Moreover, our own statute does not require a warrantless arrest be made
with reasonable promptness after the offense has been committed in the
officer’s presence. See Iowa Code § 804.7(1) (allowing an officer to make
an arrest with or without a warrant “[f]or a public offense committed or
attempted in the peace officer’s presence”). Under our rules of statutory
construction, we are obligated to apply the law as written. In re Name
Change of Reindl, 671 N.W.2d 466, 469 (Iowa 2003). “We may not, under
the guise of judicial construction, add modifying words to a statute or
change its terms absent ‘inadvertent clerical errors or omissions which
frustrate the obvious legislative intent.’ ” City of Asbury v. Iowa City Dev.
Bd., 723 N.W.2d 188, 197 (Iowa 2006) (quoting Schultze v. Landmark
Hotel Corp., 463 N.W.2d 47, 49 (Iowa 1990)). There is nothing to suggest
the legislature intended to restrict the authority of an officer making a
warrantless arrest to a limited time frame.
7
Christopher argues officers should not be allowed to “save up an
arrest” in order to “conduct an otherwise illegal search under the guise of
search incident to arrest.”
There is nothing in the record to suggest
Butler arrested Christopher under pretext—i.e., there is no suggestion
Butler had ulterior motives for making the arrest when he did. In any
event, whether a Fourth Amendment violation has occurred does not
turn on the officer’s actual state of mind or subjective motives. See State
v. Kubit, 627 N.W.2d 914, 918-19 (Iowa 2001) (citing Maryland v. Macon,
472 U.S. 463, 470, 105 S. Ct. 2778, 2783, 86 L. Ed. 2d 370, 378 (1985)).
Moreover, pretext is more appropriately addressed under due process.

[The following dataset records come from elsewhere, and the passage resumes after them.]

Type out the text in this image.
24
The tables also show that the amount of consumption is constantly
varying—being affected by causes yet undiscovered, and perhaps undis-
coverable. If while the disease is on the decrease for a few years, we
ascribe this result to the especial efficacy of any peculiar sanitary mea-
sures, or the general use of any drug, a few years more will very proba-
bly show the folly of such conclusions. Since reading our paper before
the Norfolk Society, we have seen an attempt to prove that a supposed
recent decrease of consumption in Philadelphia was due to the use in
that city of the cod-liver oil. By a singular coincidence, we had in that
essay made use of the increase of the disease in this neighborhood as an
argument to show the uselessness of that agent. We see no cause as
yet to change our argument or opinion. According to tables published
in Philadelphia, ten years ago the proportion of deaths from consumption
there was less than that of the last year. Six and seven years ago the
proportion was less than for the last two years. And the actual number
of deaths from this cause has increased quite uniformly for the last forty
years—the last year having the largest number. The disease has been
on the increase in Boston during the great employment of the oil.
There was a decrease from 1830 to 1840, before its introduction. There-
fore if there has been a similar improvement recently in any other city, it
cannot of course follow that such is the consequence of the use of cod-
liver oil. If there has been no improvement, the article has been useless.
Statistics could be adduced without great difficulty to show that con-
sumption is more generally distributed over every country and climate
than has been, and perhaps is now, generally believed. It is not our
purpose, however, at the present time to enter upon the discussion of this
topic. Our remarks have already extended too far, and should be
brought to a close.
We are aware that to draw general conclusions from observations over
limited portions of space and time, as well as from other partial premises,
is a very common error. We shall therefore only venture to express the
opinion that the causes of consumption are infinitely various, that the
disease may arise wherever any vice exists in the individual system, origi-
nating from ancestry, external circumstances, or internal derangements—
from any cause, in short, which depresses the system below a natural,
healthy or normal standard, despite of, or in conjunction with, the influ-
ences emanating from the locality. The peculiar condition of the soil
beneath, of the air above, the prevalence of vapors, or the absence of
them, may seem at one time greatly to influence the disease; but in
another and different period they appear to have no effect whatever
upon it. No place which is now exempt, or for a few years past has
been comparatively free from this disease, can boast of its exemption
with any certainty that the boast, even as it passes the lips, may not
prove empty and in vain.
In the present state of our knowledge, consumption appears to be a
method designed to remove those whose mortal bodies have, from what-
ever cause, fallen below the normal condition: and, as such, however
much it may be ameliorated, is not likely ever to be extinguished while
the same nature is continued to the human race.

“[I]f the government delays filing charges to intentionally ‘gain [a] tactical
advantage over the accused,’ the defendant’s due process rights under
the Fifth Amendment are implicated.”
State v. Edwards, 571 N.W.2d
497, 501 (Iowa Ct. App. 1997) (quoting State v. Trompeter, 555 N.W.2d
468, 470 (Iowa 1996)).
Christopher does not contend the government
acted intentionally to gain such tactical advantage.
IV.
Conclusion.
Christopher’s warrantless arrest five weeks after an off-duty police
officer observed him driving while barred did not offend the Fourth
Amendment of the United States Constitution or article I, section 8 of the
Iowa Constitution.
DECISION OF COURT OF APPEALS AND JUDGMENT OF
DISTRICT COURT AFFIRMED.
All justices concur except Baker, J., who takes no part.